2. Ernest Hemingway, from “Big Two-Hearted River”
Nick looked at the burned-over stretch of hillside, where he had expected
to find the scattered houses of the town and then walked down the railroad
track to the bridge over the river. The river was there. It swirled against
the log piles of the bridge. Nick looked down into the clear, brown water,
colored from the pebbly bottom, and watched the trout keeping themselves
steady in the current with wavering fins. As he watched them they changed
their positions by quick angles, only to hold steady in the fast water
again. Nick watched them a long time.
4. Two more passages—more practice
a) Jayne Anne Phillips, from “Home”
I’m afraid Walter Cronkite has had it, says Mom. Roger Mudd always does the news now—how would you like to have a name like that? Walter used to do the conventions and a football game now and then. I mean he would sort of appear, on the sidelines. Didn’t he? But you never see him anymore. Lord. Something is going on.
Mom, I say. Maybe he’s just resting. He must have made a lot of money by now. Maybe he’s tired of talking about elections and mine disasters and the collapse of the franc. Maybe he’s in love with a young girl.
He’s not the type, says my mother. You can tell THAT much. No, she says, I’m afraid it’s cancer.
My mother has her suspicions. She ponders. I have been home with her for two months. I ran out of money and I wasn’t in love, so I have come home to my mother. She is an educational administrator. All winter long after work she watches television and knits afghans.
Come home, she said. Save money.
I can’t possibly do it, I said. Jesus, I’m twenty-three years old.
Don’t be silly, she said. And don’t use profanity.
b) Margaret Atwood, from Surfacing
I can’t believe I’m on this road again, twisting along past the lake where the white birches are dying, the disease is spreading up from the south, and I notice they now have seaplanes for hire. But this is still near the city limits; we didn’t go through, it’s swelled enough to have a bypass, that’s success.
I never thought of it as a city but as the last or first outpost depending on which way we were going, an accumulation of sheds and boxes and one main street with a movie theater, the itz, the oyal, red R burned out, and two restaurants which served identical gray hamburger steaks plastered with mud gravy and canned peas, watery and pallid as fisheyes, and French fries bleary with lard. Order a poached egg, my mother said, you can tell if it’s fresh by the edges.
5. Morphology: Once More from the Top
What it is: Morphology is the study of the permissible forms words can take in a given language. It is the least “regular” of the formal elements that make up the grammar of a language, but just as with phonetics and (as we’ll see shortly) syntax, there are nevertheless a number of basic rules that govern the forms words take in English.
The rules for creating new words in English (a new word is often called a “neologism”) are set out pretty well in Chapter 5. We will continue to use that chapter’s explanation of our ways of creating new words in English. Yule's Chapter 5 is a good chapter.
But as I hope I have also made clear, I’m less happy with the way Yule handles Morphology. This isn’t because he is “wrong”; rather it is because the kinds of simplifications he makes (as any introductory text is going to have to make!) lead to some confusions that in my judgment can be avoided with a little bit different presentation.
So that’s what I’m going to do here—offer you a treatment of some key morphological concepts that will replace/supplement the treatment Yule gives you.
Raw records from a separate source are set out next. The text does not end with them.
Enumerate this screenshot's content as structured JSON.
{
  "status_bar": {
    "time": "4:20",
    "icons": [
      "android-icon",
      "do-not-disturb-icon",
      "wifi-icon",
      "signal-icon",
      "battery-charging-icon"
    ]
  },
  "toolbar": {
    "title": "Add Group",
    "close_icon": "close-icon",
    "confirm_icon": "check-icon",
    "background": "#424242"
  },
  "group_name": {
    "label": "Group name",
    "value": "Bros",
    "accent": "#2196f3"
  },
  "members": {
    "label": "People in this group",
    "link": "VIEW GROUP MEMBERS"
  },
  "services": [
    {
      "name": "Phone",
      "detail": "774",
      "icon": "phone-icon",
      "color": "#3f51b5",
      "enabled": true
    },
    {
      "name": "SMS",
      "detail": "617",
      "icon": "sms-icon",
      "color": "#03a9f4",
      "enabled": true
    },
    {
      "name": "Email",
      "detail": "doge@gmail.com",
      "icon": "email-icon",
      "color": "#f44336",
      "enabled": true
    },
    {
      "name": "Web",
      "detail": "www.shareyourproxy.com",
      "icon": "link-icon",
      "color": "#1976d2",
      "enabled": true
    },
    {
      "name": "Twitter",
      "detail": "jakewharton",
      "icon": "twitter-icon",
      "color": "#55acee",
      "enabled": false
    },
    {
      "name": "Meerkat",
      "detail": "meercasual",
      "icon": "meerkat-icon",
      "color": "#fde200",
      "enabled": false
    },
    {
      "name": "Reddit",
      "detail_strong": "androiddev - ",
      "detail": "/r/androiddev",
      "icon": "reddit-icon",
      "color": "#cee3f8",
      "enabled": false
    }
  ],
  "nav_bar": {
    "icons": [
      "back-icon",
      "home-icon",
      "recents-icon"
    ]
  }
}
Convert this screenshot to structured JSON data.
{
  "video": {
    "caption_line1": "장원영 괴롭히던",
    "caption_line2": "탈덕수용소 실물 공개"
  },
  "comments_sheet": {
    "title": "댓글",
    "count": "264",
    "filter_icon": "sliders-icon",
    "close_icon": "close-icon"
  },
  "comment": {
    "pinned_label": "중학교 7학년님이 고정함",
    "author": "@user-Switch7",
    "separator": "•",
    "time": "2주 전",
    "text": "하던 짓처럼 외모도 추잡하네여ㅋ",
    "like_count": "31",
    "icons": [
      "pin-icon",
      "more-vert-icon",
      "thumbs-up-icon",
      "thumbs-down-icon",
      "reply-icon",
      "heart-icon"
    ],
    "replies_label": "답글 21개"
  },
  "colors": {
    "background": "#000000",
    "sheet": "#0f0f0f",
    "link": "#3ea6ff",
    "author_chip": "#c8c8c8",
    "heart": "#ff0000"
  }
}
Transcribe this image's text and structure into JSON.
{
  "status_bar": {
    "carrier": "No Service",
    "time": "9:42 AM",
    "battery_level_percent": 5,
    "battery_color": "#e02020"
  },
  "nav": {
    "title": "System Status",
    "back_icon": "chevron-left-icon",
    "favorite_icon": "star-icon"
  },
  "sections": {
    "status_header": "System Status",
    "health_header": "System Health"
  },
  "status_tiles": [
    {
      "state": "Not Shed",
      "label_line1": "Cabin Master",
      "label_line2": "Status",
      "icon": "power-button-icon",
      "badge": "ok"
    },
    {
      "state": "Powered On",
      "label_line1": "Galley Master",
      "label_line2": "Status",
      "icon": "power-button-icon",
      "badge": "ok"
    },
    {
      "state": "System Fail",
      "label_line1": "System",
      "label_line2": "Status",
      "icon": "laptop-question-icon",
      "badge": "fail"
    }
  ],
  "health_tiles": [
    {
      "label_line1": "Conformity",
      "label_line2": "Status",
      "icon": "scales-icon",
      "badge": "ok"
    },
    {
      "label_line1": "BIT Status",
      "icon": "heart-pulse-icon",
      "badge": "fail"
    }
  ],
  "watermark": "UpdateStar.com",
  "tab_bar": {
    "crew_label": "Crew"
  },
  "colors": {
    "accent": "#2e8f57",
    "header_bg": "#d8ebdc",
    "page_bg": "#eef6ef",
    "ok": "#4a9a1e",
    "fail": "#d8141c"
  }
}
Words in English are made up of one or more basic elements. Each of these elements is called a morpheme. The study of morphology is the study of what sorts of combinations of elements exist in English, and, insofar as we can deduce them, the rules English follows for the combination and use of those elements. Even though a lot of what happens with words depends on language history and on oddities of use and absorption of neologisms into the larger frame of English as a whole, there are still rules and regularities in morphology as well as in phonology and syntax.
First we need some technical terms to identify different morphemes in English.
The twelve basic terms we need are stem, affix (including “prefix, infix, suffix”), free, bound, open, closed, productive, non-productive, derivational, inflectional, lexical, functional.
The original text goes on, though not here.